This week on Media Bullseye’s Radio Roundtable Jen Zingsheim is joined by co-host Doug Haslam. The two discuss the mass hysteria created by Facebook’s recent outages, the ongoing problems surrounding PR and blogger outreach, and some recent examples of businesses reacting badly to negative social media content.
- First, Jen and Doug discuss the recent Facebook outages, and examine what this means for businesses. Doug points out that this should be a wake up call to any business considering abandoning a website for Facebook: if you don’t own your platform, you are over-relying on a third party–and he makes the very smart point that you need to make sure you are backed up to a platform you manage. Jen mentions a recent post on TechDirt that makes the point that even if you aren’t a paying customer, expectations matter; this applies to Facebook users too.
- Next, the perennial issue of PR and blogger outreach has once again surfaced, only this time it isn’t about bad pitches, it’s instead focused on another aspect of slap-dash PR work: focusing too much on the A-listers, not enough on the most logical outreach targets. The post at Spin Sucks takes on this and other bad habits of the PR set, including, according to the post, directions from PR pros to bloggers on what to write about. Doug wonders if PR pros are providing bloggers with standard key messages or talking points–which are provided as background–and this is being misinterpreted as telling the bloggers what to write about. At least, that’s what he and Jen *hope* is happening because by this point any PR pro out there should know better than to tell a blogger what to write about.

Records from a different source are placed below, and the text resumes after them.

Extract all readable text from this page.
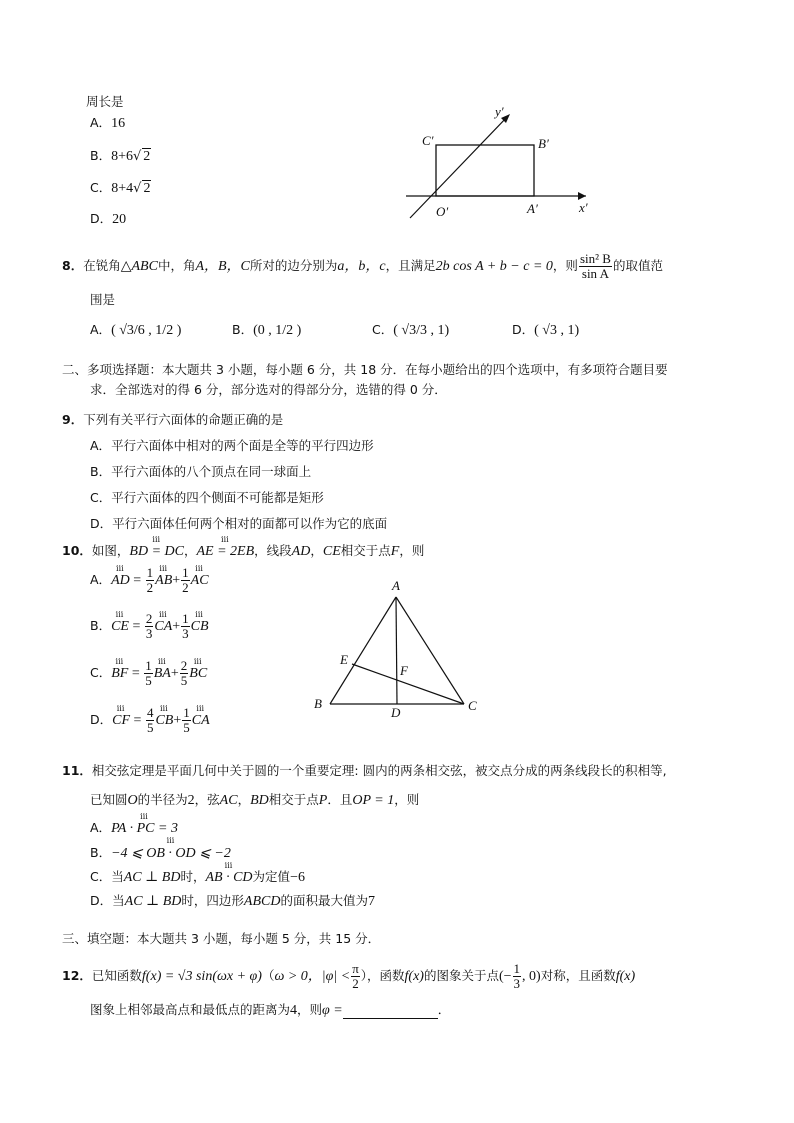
周长是
A．16
B．8+6√ 2
C．8+4√ 2
D．20
C′	B′
O′	A′	x′
y′
8．在锐角△ABC中，角A，B，C所对的边分别为a，b，c，且满足2b cos A + b − c = 0，则 $\frac{\text{sin² B}}{\text{sin A}}$ 的取值范
围是
A．( √3/6 , 1/2 )	B．(0 , 1/2 )	C．( √3/3 , 1)	D．( √3 , 1)
二、多项选择题：本大题共 3 小题，每小题 6 分，共 18 分．在每小题给出的四个选项中，有多项符合题目要
求．全部选对的得 6 分，部分选对的得部分分，选错的得 0 分．
9．下列有关平行六面体的命题正确的是
A．平行六面体中相对的两个面是全等的平行四边形
B．平行六面体的八个顶点在同一球面上
C．平行六面体的四个侧面不可能都是矩形
D．平行六面体任何两个相对的面都可以作为它的底面
10．如图，ⅲ BD = DC，ⅲ AE = 2EB，线段AD，CE相交于点F，则
A．ⅲ AD = $\frac{1}{2}$ ⅲ $AB+ \frac{1}{2}$ ⅲ AC
B．ⅲ CE = $\frac{2}{3}$ ⅲ $CA+ \frac{1}{3}$ ⅲ CB
C．ⅲ BF = $\frac{1}{5}$ ⅲ $BA+ \frac{2}{5}$ ⅲ BC
D．ⅲ CF = $\frac{4}{5}$ ⅲ $CB+ \frac{1}{5}$ ⅲ CA
A
B	C
D
E
F
11．相交弦定理是平面几何中关于圆的一个重要定理: 圆内的两条相交弦，被交点分成的两条线段长的积相等,
已知圆O的半径为2，弦AC，BD相交于点P．且OP = 1，则
A．ⅲ PA · PC = 3
B．ⅲ −4 ⩽ OB · OD ⩽ −2
C．当AC ⊥ BD时，ⅲ AB · CD为定值−6
D．当AC ⊥ BD时，四边形ABCD的面积最大值为7
三、填空题：本大题共 3 小题，每小题 5 分，共 15 分．
12．已知函数f(x) = √3 sin(ωx + φ)（ω > 0，$|\varphi| < \frac{\pi}{2}$ ），函数f(x)的图象关于点(− $\frac{1}{3}$ , 0)对称，且函数f(x)
图象上相邻最高点和最低点的距离为4，则φ =	．
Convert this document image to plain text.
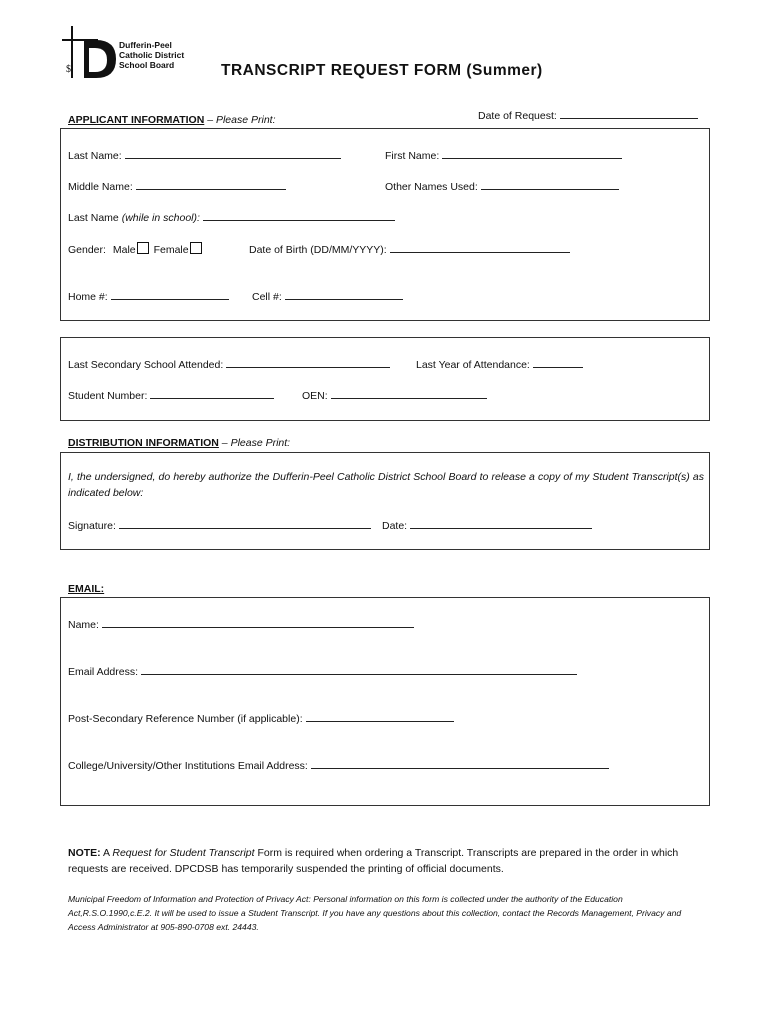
$
Dufferin-Peel
Catholic District
School Board	TRANSCRIPT REQUEST FORM (Summer)
Date of Request:
APPLICANT INFORMATION – Please Print:
Last Name:	First Name:
Middle Name:	Other Names Used:
Last Name (while in school):
Gender: Male Female	Date of Birth (DD/MM/YYYY):
Home #:	Cell #:
Last Secondary School Attended:	Last Year of Attendance:
Student Number:	OEN:
DISTRIBUTION INFORMATION – Please Print:
I, the undersigned, do hereby authorize the Dufferin-Peel Catholic District School Board to release a copy of my Student Transcript(s) as indicated below:
Signature:	Date:
EMAIL:
Name:
Email Address:
Post-Secondary Reference Number (if applicable):
College/University/Other Institutions Email Address:
NOTE: A Request for Student Transcript Form is required when ordering a Transcript. Transcripts are prepared in the order in which requests are received. DPCDSB has temporarily suspended the printing of official documents.
Municipal Freedom of Information and Protection of Privacy Act: Personal information on this form is collected under the authority of the Education Act,R.S.O.1990,c.E.2. It will be used to issue a Student Transcript. If you have any questions about this collection, contact the Records Management, Privacy and Access Administrator at 905-890-0708 ext. 24443.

- Finally, they discuss some…interesting business responses to negative online content. Specifically, an employee at Price Chopper calling the employer of someone who posted a mildly negative tweet to complain about the person, and then a hotel who threw out a couple based on a negative review posted to TripAdvisor. Doug points out that maybe one should complete the stay/trip/whatever before complaining about a hotel–not only in an effort to view the service in its entirety, but also to, well, avoid getting tossed from the hotel. Jen points out that the Price Chopper incident is yet another reminder that social media guidelines should be discussed with everyone at a company, since in this instance a Price Chopper employee did act without the “knowledge of our consumer insights people or my direct supervisor, the Vice President of Public Relations and Consumer and Marketing Services.”